The largest fund to hold a final close last year was Blackstone Capital Partners VIII. According to a US Securities and Exchange Commission filing from December, the fund raised $24.5 billion, including a GP commitment of $500 million. According to Blackstone, that figure does not include $1.7 billion in management fees, equal to 7 percent of the $24.5 billion, which would take the final amount of the fund up to $26.2 billion – the largest private equity fund ever raised.

Permira gathered €11 billion for its seventh flagship fund and TPG Partners raised $11.5 billion for its eighth buyout fund.

By number, VC funds had the most final closes, comprising 38 percent of all funds closed for the year.

By region, Asia-Pacific-focused fundraising inched closer towards the total raised by Europe-dedicated funds, with $51 billion versus $62.6 billion.

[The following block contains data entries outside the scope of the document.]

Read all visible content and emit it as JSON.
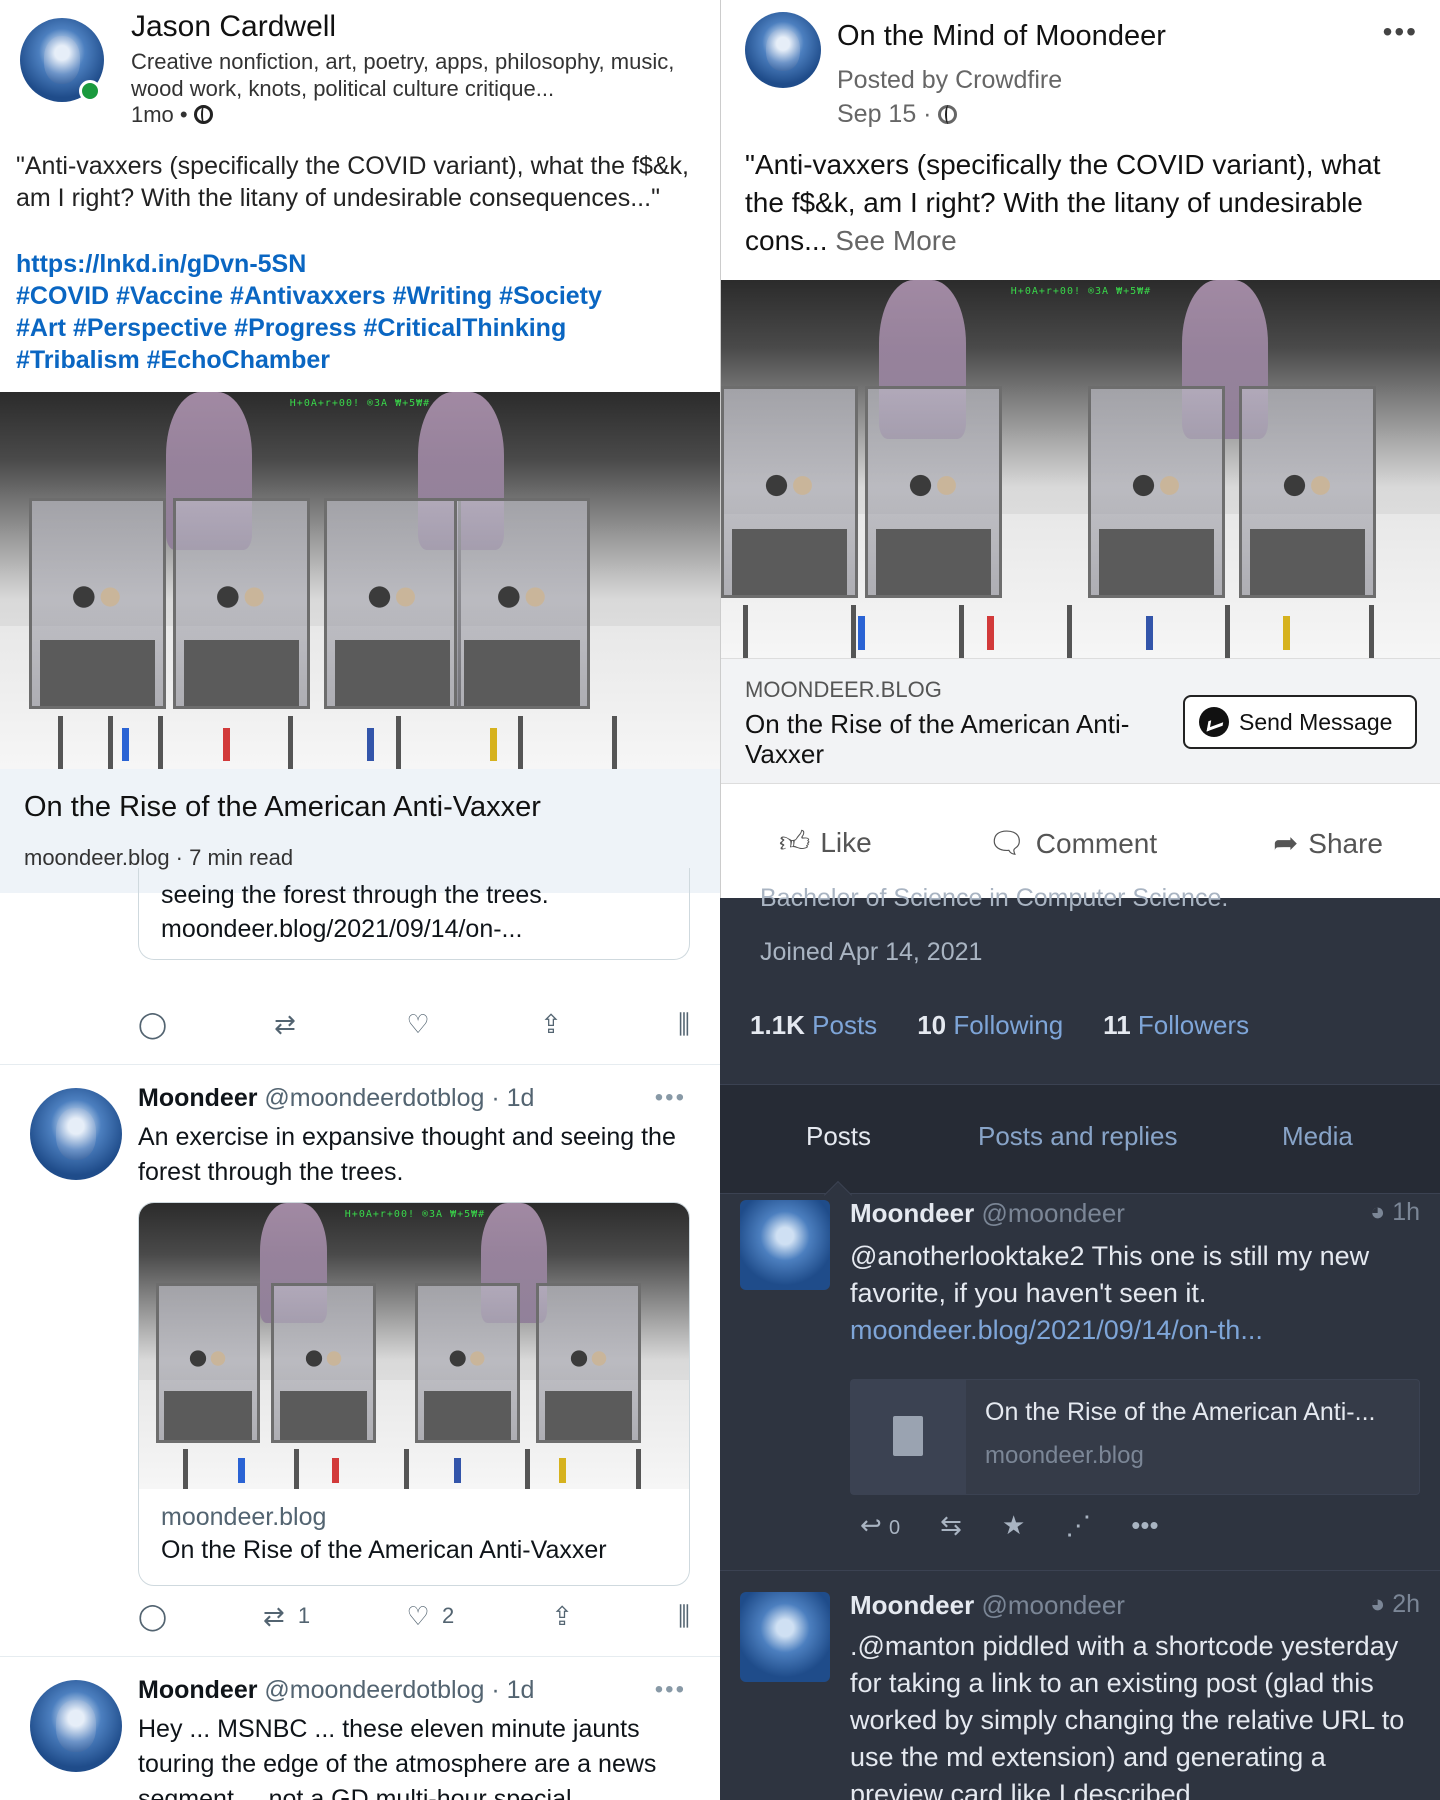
{
  "linkedin": {
    "author": "Jason Cardwell",
    "headline": "Creative nonfiction, art, poetry, apps, philosophy, music, wood work, knots, political culture critique...",
    "age": "1mo",
    "body": "\"Anti-vaxxers (specifically the COVID variant), what the f$&k, am I right? With the litany of undesirable consequences...\"",
    "link": "https://lnkd.in/gDvn-5SN",
    "hashtags_1": "#COVID #Vaccine #Antivaxxers #Writing #Society",
    "hashtags_2": "#Art #Perspective #Progress #CriticalThinking",
    "hashtags_3": "#Tribalism #EchoChamber",
    "card_title": "On the Rise of the American Anti-Vaxxer",
    "card_sub": "moondeer.blog · 7 min read"
  },
  "facebook": {
    "page": "On the Mind of Moondeer",
    "posted_by": "Posted by Crowdfire",
    "date": "Sep 15 ·",
    "body": "\"Anti-vaxxers (specifically the COVID variant), what the f$&k, am I right? With the litany of undesirable cons...",
    "see_more": "See More",
    "link_domain": "MOONDEER.BLOG",
    "link_title": "On the Rise of the American Anti-Vaxxer",
    "send_message": "Send Message",
    "like": "Like",
    "comment": "Comment",
    "share": "Share"
  },
  "twitter": {
    "quote_line1": "seeing the forest through the trees.",
    "quote_line2": "moondeer.blog/2021/09/14/on-...",
    "tweet1": {
      "name": "Moondeer",
      "handle": "@moondeerdotblog · 1d",
      "text": "An exercise in expansive thought and seeing the forest through the trees.",
      "card_domain": "moondeer.blog",
      "card_title": "On the Rise of the American Anti-Vaxxer",
      "retweets": "1",
      "likes": "2"
    },
    "tweet2": {
      "name": "Moondeer",
      "handle": "@moondeerdotblog · 1d",
      "text": "Hey ... MSNBC ... these eleven minute jaunts touring the edge of the atmosphere are a news segment ... not a GD multi-hour special"
    }
  },
  "microblog": {
    "bio_tail": "Bachelor of Science in Computer Science.",
    "joined": "Joined Apr 14, 2021",
    "posts_count": "1.1K",
    "posts_label": "Posts",
    "following_count": "10",
    "following_label": "Following",
    "followers_count": "11",
    "followers_label": "Followers",
    "tabs": [
      "Posts",
      "Posts and replies",
      "Media"
    ],
    "post1": {
      "name": "Moondeer",
      "handle": "@moondeer",
      "time": "1h",
      "text": "@anotherlooktake2 This one is still my new favorite, if you haven't seen it.",
      "link": "moondeer.blog/2021/09/14/on-th...",
      "card_title": "On the Rise of the American Anti-...",
      "card_domain": "moondeer.blog",
      "replies": "0"
    },
    "post2": {
      "name": "Moondeer",
      "handle": "@moondeer",
      "time": "2h",
      "text": ".@manton piddled with a shortcode yesterday for taking a link to an existing post (glad this worked by simply changing the relative URL to use the md extension) and generating a preview card like I described"
    }
  },
  "art_ticker": "H+0A+r+00! ®3A ₩+5₩#",
  "colors": {
    "linkedin_link": "#0a66c2",
    "dark_bg": "#2e3440",
    "dark_link": "#7ea5d8"
  }
}
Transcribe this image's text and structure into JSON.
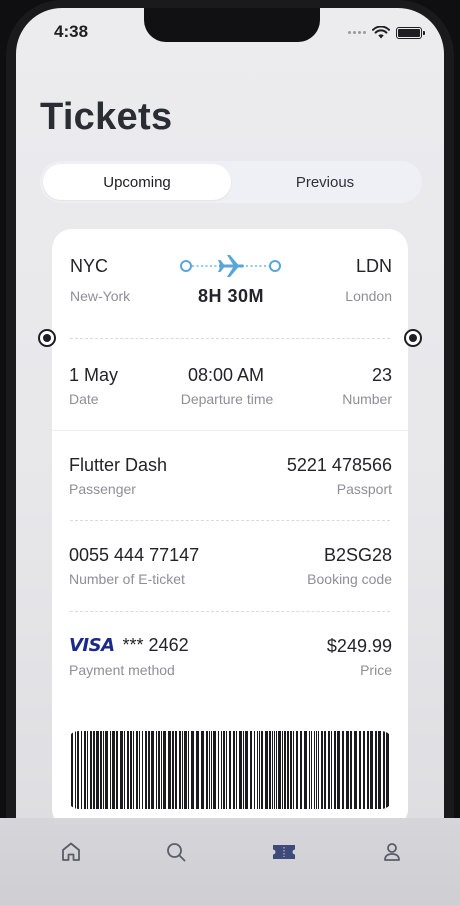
{
  "status_bar": {
    "time": "4:38"
  },
  "page": {
    "title": "Tickets"
  },
  "tabs": [
    {
      "label": "Upcoming",
      "active": true
    },
    {
      "label": "Previous",
      "active": false
    }
  ],
  "flight": {
    "origin_code": "NYC",
    "origin_name": "New-York",
    "destination_code": "LDN",
    "destination_name": "London",
    "duration": "8H 30M",
    "plane_icon": "airplane-icon"
  },
  "schedule": {
    "date_value": "1 May",
    "date_label": "Date",
    "departure_value": "08:00 AM",
    "departure_label": "Departure time",
    "number_value": "23",
    "number_label": "Number"
  },
  "passenger": {
    "name": "Flutter Dash",
    "name_label": "Passenger",
    "passport": "5221 478566",
    "passport_label": "Passport"
  },
  "booking": {
    "eticket": "0055 444 77147",
    "eticket_label": "Number of E-ticket",
    "code": "B2SG28",
    "code_label": "Booking code"
  },
  "payment": {
    "brand": "VISA",
    "card": "*** 2462",
    "method_label": "Payment method",
    "price": "$249.99",
    "price_label": "Price"
  },
  "nav": [
    {
      "icon": "home-icon"
    },
    {
      "icon": "search-icon"
    },
    {
      "icon": "ticket-icon",
      "active": true
    },
    {
      "icon": "profile-icon"
    }
  ],
  "colors": {
    "accent": "#3d4a7a",
    "route": "#5aa6d6",
    "text_primary": "#22242a",
    "text_secondary": "#8d8f98",
    "visa_blue": "#1a2a8c",
    "visa_gold": "#e8a21a"
  }
}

LP appetite for the region is evidenced by investors such as Dutch investor APG Asset Management, which will at least double its allocation to Asia private equity over the next five years, while the California State Teachers’ Retirement System is also expected to double or triple its Asia allocation by 2021.

Another reason behind the close totals for Asia and Europe could be that more pan-European funds are expected to come back to market this year with record targets for their flagship vehicles.

US-dedicated vehicles made up close to 40 percent of total capital raised, retaining the spot as the largest regional fundraising group.

PEI fundraising data covers private equity strategies (buyout, growth equity, turnaround, secondaries, funds of funds) and venture funds that raise institutional LP capital and have private equity-style fund mathematics (no retail investor funds or crowdfunding platforms). Capital raised for debt strategies or vehicles focused on public investment are not included.